Daneben kann dahinstehen, ob der streitgegenständliche Bescheid formell rechtswidrig ist, weil es sich wie vom Klägerbevollmächtigten vorgetragen bei den Ausführungen im streitgegenständlichen Bescheid um einen Textblock handelt, bei dem die Auswahl „ein Verstoß“ oder „Mehrere“ nicht erfolgt sei. Denn der Beklagte hat dies jedenfalls durch sein Vorbringen im Klageverfahren nach Art. 45 Absatz 1 Nr. 2 BayVwVfG geheilt, in dem ausführlich vorgetragen wird, worauf die Entscheidung gestützt wird.
Der Beklagte hat vorliegend infolge des Fehlens eines korrekt geführten Bestandsregisters zutreffend einen Verstoß gegen die „Cross-Compliance“ Vorschriften angenommen und diesen ermessensfehlerfrei als mittleren Verstoß und in Kombination mit einem vorangegangenen Verstoß aus dem Jahr 2017 mit der Folge einer Kürzung der streitgegenständlichen Förderung um neun Prozent bewertet. Ein atypischer Fall, der eine Abweichung von dieser Regelbewertung rechtfertigen würde, liegt nicht vor.

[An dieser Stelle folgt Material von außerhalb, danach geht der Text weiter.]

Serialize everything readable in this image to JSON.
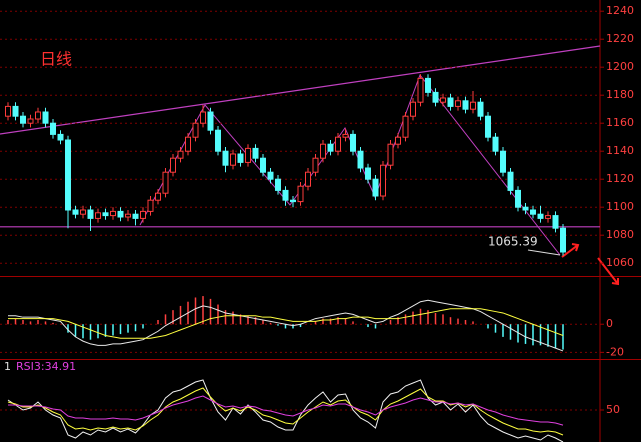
{
  "chart_data": [
    {
      "type": "candlestick",
      "label": "日线",
      "open": [
        1165,
        1172,
        1165,
        1160,
        1163,
        1168,
        1160,
        1152,
        1148,
        1098,
        1095,
        1098,
        1092,
        1096,
        1094,
        1097,
        1093,
        1095,
        1092,
        1097,
        1105,
        1110,
        1125,
        1135,
        1140,
        1150,
        1160,
        1168,
        1155,
        1140,
        1130,
        1138,
        1132,
        1142,
        1135,
        1125,
        1120,
        1112,
        1105,
        1104,
        1115,
        1125,
        1135,
        1145,
        1140,
        1150,
        1152,
        1140,
        1128,
        1120,
        1108,
        1130,
        1145,
        1150,
        1165,
        1175,
        1192,
        1182,
        1175,
        1178,
        1172,
        1176,
        1170,
        1175,
        1165,
        1150,
        1140,
        1125,
        1112,
        1100,
        1098,
        1095,
        1092,
        1094,
        1085
      ],
      "high": [
        1175,
        1175,
        1168,
        1166,
        1171,
        1171,
        1163,
        1155,
        1151,
        1101,
        1101,
        1101,
        1099,
        1099,
        1100,
        1100,
        1098,
        1098,
        1100,
        1108,
        1113,
        1128,
        1138,
        1143,
        1153,
        1163,
        1173,
        1171,
        1158,
        1143,
        1141,
        1141,
        1145,
        1145,
        1138,
        1128,
        1123,
        1115,
        1108,
        1118,
        1128,
        1138,
        1148,
        1148,
        1153,
        1156,
        1155,
        1143,
        1131,
        1123,
        1133,
        1148,
        1153,
        1168,
        1178,
        1195,
        1195,
        1185,
        1181,
        1181,
        1179,
        1179,
        1183,
        1178,
        1168,
        1153,
        1143,
        1128,
        1115,
        1103,
        1101,
        1101,
        1097,
        1097,
        1088
      ],
      "low": [
        1162,
        1162,
        1157,
        1157,
        1160,
        1157,
        1149,
        1145,
        1085,
        1092,
        1092,
        1083,
        1089,
        1091,
        1091,
        1090,
        1090,
        1087,
        1089,
        1094,
        1102,
        1107,
        1122,
        1132,
        1137,
        1147,
        1157,
        1152,
        1137,
        1125,
        1127,
        1129,
        1129,
        1132,
        1122,
        1117,
        1109,
        1101,
        1100,
        1101,
        1112,
        1122,
        1132,
        1137,
        1137,
        1147,
        1137,
        1125,
        1117,
        1105,
        1105,
        1127,
        1142,
        1147,
        1162,
        1172,
        1179,
        1172,
        1172,
        1169,
        1169,
        1167,
        1167,
        1162,
        1147,
        1137,
        1122,
        1109,
        1097,
        1095,
        1092,
        1089,
        1089,
        1082,
        1065.39
      ],
      "close": [
        1172,
        1165,
        1160,
        1163,
        1168,
        1160,
        1152,
        1148,
        1098,
        1095,
        1098,
        1092,
        1096,
        1094,
        1097,
        1093,
        1095,
        1092,
        1097,
        1105,
        1110,
        1125,
        1135,
        1140,
        1150,
        1160,
        1168,
        1155,
        1140,
        1130,
        1138,
        1132,
        1142,
        1135,
        1125,
        1120,
        1112,
        1105,
        1104,
        1115,
        1125,
        1135,
        1145,
        1140,
        1150,
        1152,
        1140,
        1128,
        1120,
        1108,
        1130,
        1145,
        1150,
        1165,
        1175,
        1192,
        1182,
        1175,
        1178,
        1172,
        1176,
        1170,
        1175,
        1165,
        1150,
        1140,
        1125,
        1112,
        1100,
        1098,
        1095,
        1092,
        1094,
        1085,
        1068
      ],
      "up_color": "#ff3c3c",
      "down_color": "#54fcfc",
      "support_level": 1086,
      "support_color": "#c040c0",
      "ylim": [
        1052,
        1248
      ],
      "yticks": [
        1060,
        1080,
        1100,
        1120,
        1140,
        1160,
        1180,
        1200,
        1220,
        1240
      ]
    },
    {
      "type": "macd",
      "hist": [
        3,
        4,
        3,
        2,
        3,
        2,
        1,
        0,
        -6,
        -9,
        -10,
        -11,
        -10,
        -9,
        -8,
        -7,
        -6,
        -5,
        -3,
        0,
        3,
        7,
        10,
        13,
        16,
        19,
        20,
        18,
        14,
        10,
        9,
        7,
        6,
        5,
        3,
        1,
        -1,
        -3,
        -3,
        -2,
        0,
        2,
        4,
        4,
        5,
        4,
        2,
        0,
        -2,
        -3,
        0,
        3,
        5,
        7,
        9,
        11,
        10,
        8,
        7,
        5,
        4,
        3,
        2,
        0,
        -3,
        -6,
        -9,
        -11,
        -13,
        -14,
        -15,
        -15,
        -16,
        -17,
        -18
      ],
      "series": [
        {
          "color": "#e8e8e8",
          "values": [
            6,
            6,
            5,
            5,
            5,
            4,
            3,
            2,
            -4,
            -9,
            -12,
            -14,
            -15,
            -15,
            -14,
            -14,
            -13,
            -12,
            -11,
            -8,
            -5,
            -1,
            2,
            5,
            8,
            11,
            13,
            12,
            10,
            8,
            7,
            6,
            5,
            4,
            3,
            2,
            1,
            0,
            -1,
            0,
            2,
            4,
            5,
            6,
            7,
            8,
            7,
            5,
            3,
            1,
            2,
            5,
            7,
            10,
            13,
            16,
            17,
            16,
            15,
            14,
            13,
            12,
            11,
            9,
            6,
            3,
            0,
            -3,
            -6,
            -9,
            -11,
            -13,
            -15,
            -17,
            -19
          ]
        },
        {
          "color": "#ffff40",
          "values": [
            4,
            4,
            4,
            4,
            4,
            4,
            4,
            3,
            2,
            0,
            -2,
            -4,
            -6,
            -8,
            -9,
            -10,
            -10,
            -10,
            -10,
            -10,
            -9,
            -8,
            -6,
            -4,
            -2,
            0,
            2,
            4,
            5,
            6,
            6,
            6,
            6,
            6,
            5,
            5,
            4,
            3,
            2,
            2,
            2,
            2,
            3,
            3,
            4,
            4,
            5,
            5,
            5,
            4,
            4,
            4,
            4,
            5,
            6,
            7,
            8,
            9,
            10,
            11,
            11,
            11,
            11,
            11,
            10,
            9,
            8,
            6,
            4,
            2,
            0,
            -2,
            -4,
            -6,
            -8
          ]
        }
      ],
      "ylim": [
        -24,
        30
      ],
      "yticks": [
        -20,
        0
      ]
    },
    {
      "type": "rsi",
      "title": "1",
      "subtitle": "RSI3:34.91",
      "series": [
        {
          "color": "#f0f0f0",
          "values": [
            60,
            55,
            50,
            52,
            58,
            50,
            45,
            42,
            25,
            22,
            28,
            25,
            30,
            28,
            32,
            28,
            31,
            27,
            35,
            45,
            50,
            62,
            68,
            70,
            74,
            78,
            80,
            62,
            48,
            40,
            52,
            46,
            55,
            48,
            40,
            38,
            33,
            30,
            30,
            45,
            55,
            62,
            68,
            58,
            65,
            66,
            50,
            42,
            38,
            32,
            58,
            66,
            68,
            74,
            77,
            80,
            62,
            55,
            58,
            50,
            56,
            48,
            55,
            44,
            36,
            32,
            28,
            25,
            22,
            24,
            22,
            20,
            25,
            22,
            18
          ]
        },
        {
          "color": "#ffff40",
          "values": [
            58,
            56,
            53,
            53,
            55,
            52,
            48,
            45,
            35,
            31,
            32,
            30,
            32,
            31,
            33,
            31,
            32,
            30,
            34,
            40,
            45,
            53,
            58,
            61,
            65,
            69,
            72,
            63,
            55,
            49,
            52,
            49,
            53,
            50,
            45,
            43,
            40,
            37,
            36,
            42,
            48,
            53,
            58,
            55,
            59,
            60,
            53,
            48,
            45,
            40,
            50,
            56,
            59,
            63,
            67,
            71,
            63,
            59,
            59,
            55,
            57,
            53,
            56,
            50,
            45,
            41,
            37,
            34,
            31,
            31,
            29,
            28,
            29,
            28,
            25
          ]
        },
        {
          "color": "#e040e0",
          "values": [
            55,
            55,
            54,
            54,
            54,
            53,
            51,
            50,
            44,
            42,
            42,
            41,
            41,
            41,
            42,
            41,
            41,
            40,
            42,
            45,
            48,
            52,
            55,
            57,
            59,
            62,
            64,
            60,
            56,
            53,
            54,
            52,
            54,
            53,
            50,
            49,
            47,
            45,
            44,
            47,
            50,
            52,
            55,
            54,
            56,
            56,
            53,
            50,
            48,
            45,
            50,
            53,
            55,
            57,
            60,
            62,
            60,
            58,
            58,
            56,
            57,
            55,
            56,
            53,
            50,
            48,
            45,
            43,
            41,
            40,
            39,
            38,
            38,
            37,
            34.91
          ]
        }
      ],
      "ylim": [
        20,
        85
      ],
      "yticks": [
        50
      ]
    }
  ]
}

Die Gewährung von Direktzahlungen gemäß Titel III der Verordnung (EU) Nr. 1307/2013 vom 17. Dezember 2013 Haushaltsdisziplin des Europäischen Garantiefonds für die Landwirtschaft gemäß Art. 26 der Verordnung (EU) Nr. 1306/2013 i.V.m. Art. 169 der Verordnung (EU, EURATOM) Nr. 966/2012 ist an die Einhaltung anderweitiger Verpflichtungen (sog. „Cross-Compliance“) geknüpft.
Dies ergibt sich aus Art. 91 und 92 der Verordnung (EU) Nr. 1306/2013, wonach bei Direktzahlungen gemäß der Verordnung Nr. 1307/2013 die Cross-Compliance Vorschriften gemäß Art. 93 Abs. 1 der Verordnung (EU) Nr. 1306/2013 zu beachten sind, welche im Einzelnen in Anhang II der Verordnung aufgeführt sind und die Grundanforderungen an die Betriebsführung (GAB) und die auf nationaler Ebene aufgestellten Standards für die Erhaltung von Flächen in gutem landwirtschaftlichen und ökologischem Zustand (GLÖZ) umfassen. Nach Art. 91 Abs. 2 Halbsatz 1 VO (EU) Nr. 1306/2013 findet die Verwaltungssanktion gemäß Absatz 1 nur dann Anwendung, wenn der Verstoß das Ergebnis einer Handlung oder Unterlassung ist, die unmittelbar dem betreffenden Begünstigten anzulasten ist.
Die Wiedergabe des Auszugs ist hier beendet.